4 Liver Unit, IFI-Institute for Interdisciplinary Medicine, Asklepios Klinik St Georg, Hamburg, Germany.
5 Department of Infectious Diseases and Hepatology, Medical University Bialystok, Bialystok, Poland.
6 Department of Gastroenterology, Hepatology, and Endocrinology, Hannover Medical School, Hannover, Germany.
7 Helmholtz Center for Infection Research (HZI), Braunschweig, Hannover, Germany.
8 Viral Hepatitis Investigative Unit, University of Manitoba, Winnipeg, Canada.
9 Clinic of Gastroenterology, St Ivan Rilsky University Hospital, Medical University, Sofia, Bulgaria.
10 Liver Unit, University of Calgary, Calgary, Alberta, Canada.
11 Gilead Sciences Inc., Foster City, USA.
12 Gilead Sciences Europe Ltd., Uxbridge, UK.
13 Liver Unit, Hospital Universitario Vall d'Hebron and CIBEREHD del Instituto Carlos III, Barcelona, Spain.
BACKGROUND & AIMS:
Tenofovir disoproxil fumarate (TDF) is a first-line treatment for chronic hepatitis B (CHB). We aimed to describe the efficacy and safety profiles of TDF treatment for up to 10 years in a well-described cohort of CHB patients.

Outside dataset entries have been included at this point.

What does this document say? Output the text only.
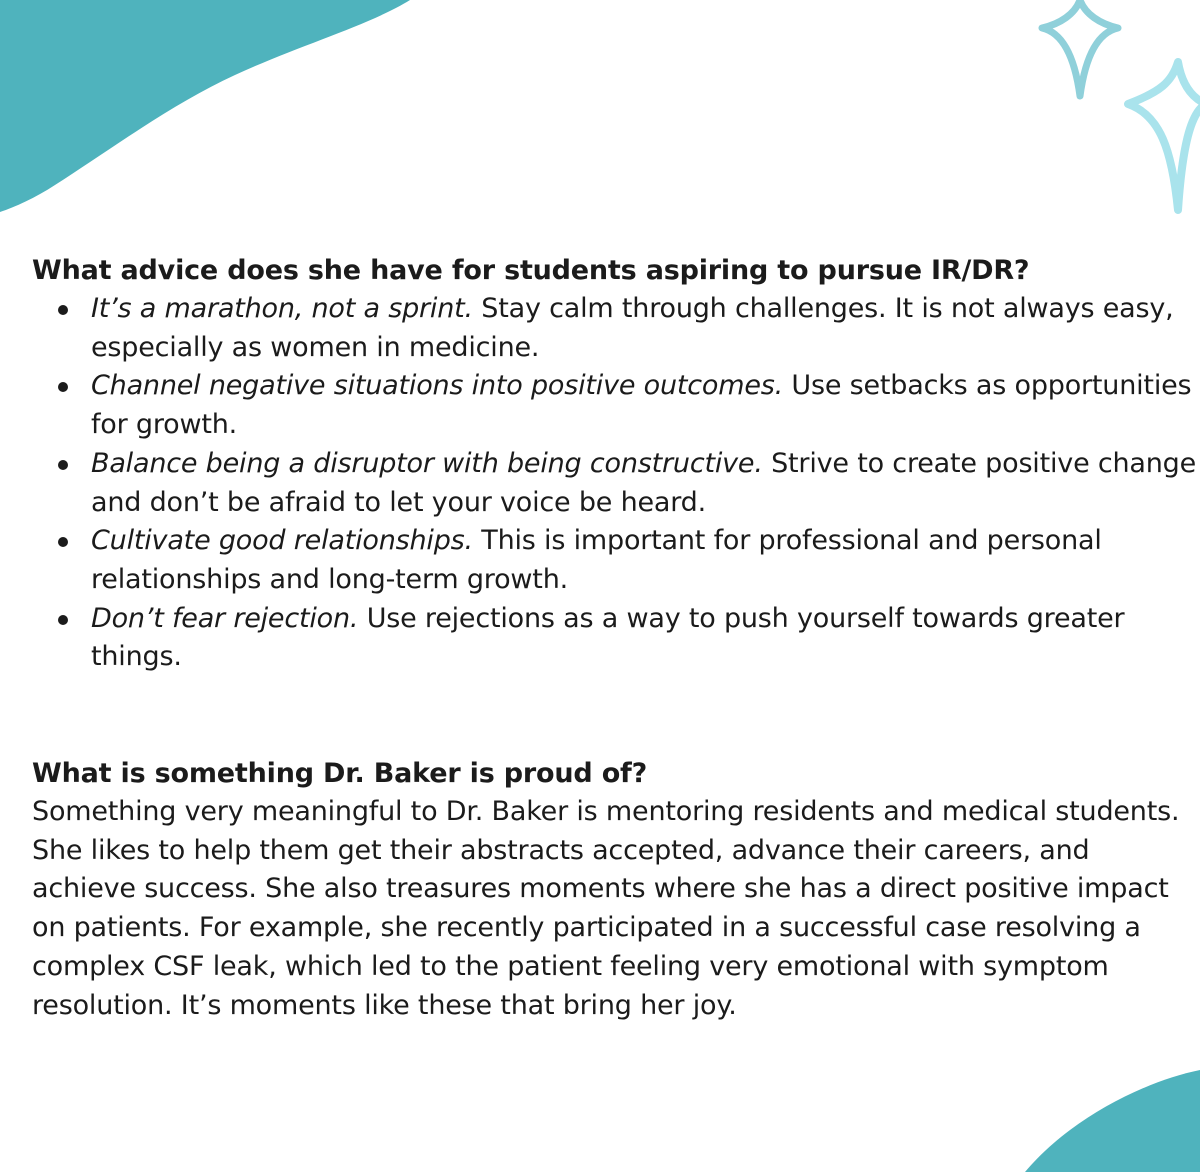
What advice does she have for students aspiring to pursue IR/DR?
It’s a marathon, not a sprint. Stay calm through challenges. It is not always easy, especially as women in medicine.
Channel negative situations into positive outcomes. Use setbacks as opportunities for growth.
Balance being a disruptor with being constructive. Strive to create positive change and don’t be afraid to let your voice be heard.
Cultivate good relationships. This is important for professional and personal relationships and long-term growth.
Don’t fear rejection. Use rejections as a way to push yourself towards greater things.
What is something Dr. Baker is proud of?

Something very meaningful to Dr. Baker is mentoring residents and medical students. She likes to help them get their abstracts accepted, advance their careers, and achieve success. She also treasures moments where she has a direct positive impact on patients. For example, she recently participated in a successful case resolving a complex CSF leak, which led to the patient feeling very emotional with symptom resolution. It’s moments like these that bring her joy.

Hepatitis B e antigen (HBeAg)-negative and HBeAg-positive patients from two randomised, double-blind trials (ClinicalTrials. gov: NCT00117676 and NCT00116805) completed 48 weeks of randomised treatment with TDF or adefovir dipivoxil. A subset of these patients was then eligible to receive open-label TDF treatment for up to 10 years. At Year 10, patients were assessed for virological suppression, alanine aminotransferase (ALT) normalisation, serological response, safety, and tolerability.
Of 641 randomised and treated patients, 585 (91%) entered the open-label extension phase with 203 (32%) patients completing Year 10 of the study. At Year 10, 118/118 (100%) of HBeAg-negative patients and 78/80 (98%) of HBeAg-positive patients with available data achieved hepatitis B virus (HBV) DNA <69 IU/mL, while 88/106 (83%) and 60/77 (78%) patients achieved ALT normalisation, respectively. Of the 23 patients with HBeAg status available at Year 10, 12 (52%) and six (27%) experienced HBeAg loss and seroconversion, respectively. No resistance to TDF was documented up to Year 10. In the period between Year 8 and Year 10, the safety profile of TDF was similar to previous reports, with few patients experiencing renal- or bone-related adverse events.
Over 10 years, TDF had a favourable safety profile, was well tolerated, and resulted in continued maintenance of virological suppression with no documented resistance.